Eisenhardt & Martin (2000) desenvolveram uma descrição semelhante às de Teece et al (1997) no que concerne as funções das capacidades dinâmicas. Para aqueles autores, as

mesmas possuem também três funções, a saber: (i) integração de recursos como, por exemplo, as rotinas de desenvolvimento de produtos, nas quais gerentes combinam suas diversas habilidades e funções para o desenvolvimento de novos produtos e serviços; (ii) reconfiguração de recursos internos das firmas. Neste caso, os gerentes fazem uso de cópias, transferências e recombinação de recursos na criação de novos produtos; e (iii) conquista e lançamento de novos recursos. Isto inclui a criação de novas rotinas e conhecimentos no interior de uma firma.

Em suma, foi visto nesta seção a ênfase que a teoria das capacidades dinâmicas impõe à necessidade de renovação dos estoques de recursos organizacionais, obtida por meio das inovações, e o redimensionamento da importância relativa do mercado de atuação de uma empresa.

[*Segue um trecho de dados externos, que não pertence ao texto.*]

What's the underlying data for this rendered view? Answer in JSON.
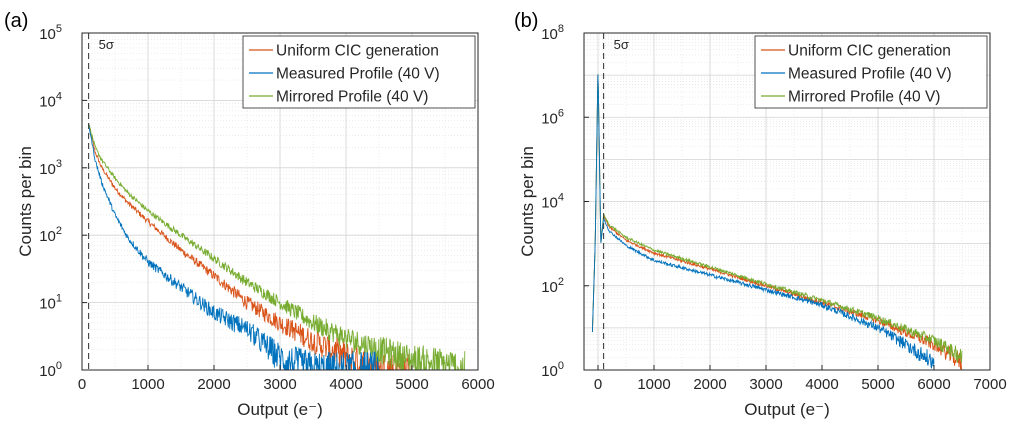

Isto gera algumas convergências e divergências entre a teoria das capacidades dinâmicas e a abordagem da RBV. No Quadro 4, a seguir, são sumarizados alguns dos pontos de convergência e convergências entre estas duas correntes de pensamento em estratégia.

Quadro 4 – Comparações entre RBV e as capacidades dinâmicas

Dimensões RBV Capacidades dinâmicas

Unidade de análise

Estoques de recursos e competências específicas.

Processos e rotinas organizacionais; fluxos de recursos e competências específicas.

Concepção da firma

Conjunto estável de recursos, competências e capacidades.

Conjunto evolutivo de recursos, competências e capacidades.

Fonte da competitividade

Acesso privilegiado a recursos únicos e de difícil imitação.

Rotinas e processos organizacionais capazes de regenerar a base de recursos da firma.

Estratégia

Abordagem racional de "dentro para fora". Desenvolvimento e exploração de competências existentes

Interação entre competências e oportunidades do mercado.

Reconfiguração de competências e know-how.

Assim, em que pesem duas diferenças, as capacidades dinâmicas e a abordagem com base na RBV não podem ser vistas como correntes auto-excludentes em estratégia e competitividade. Muito ao contrário, elas são complementares entre si. Por isso, ambas são importantes para a formulação de estratégias que lidem com a competitividade das empresas e podem, como será examinado no Capítulo 5 desta dissertação, ser extrapoladas para os destino turísticos na qualidade de unidade de análise no lugar das firmas.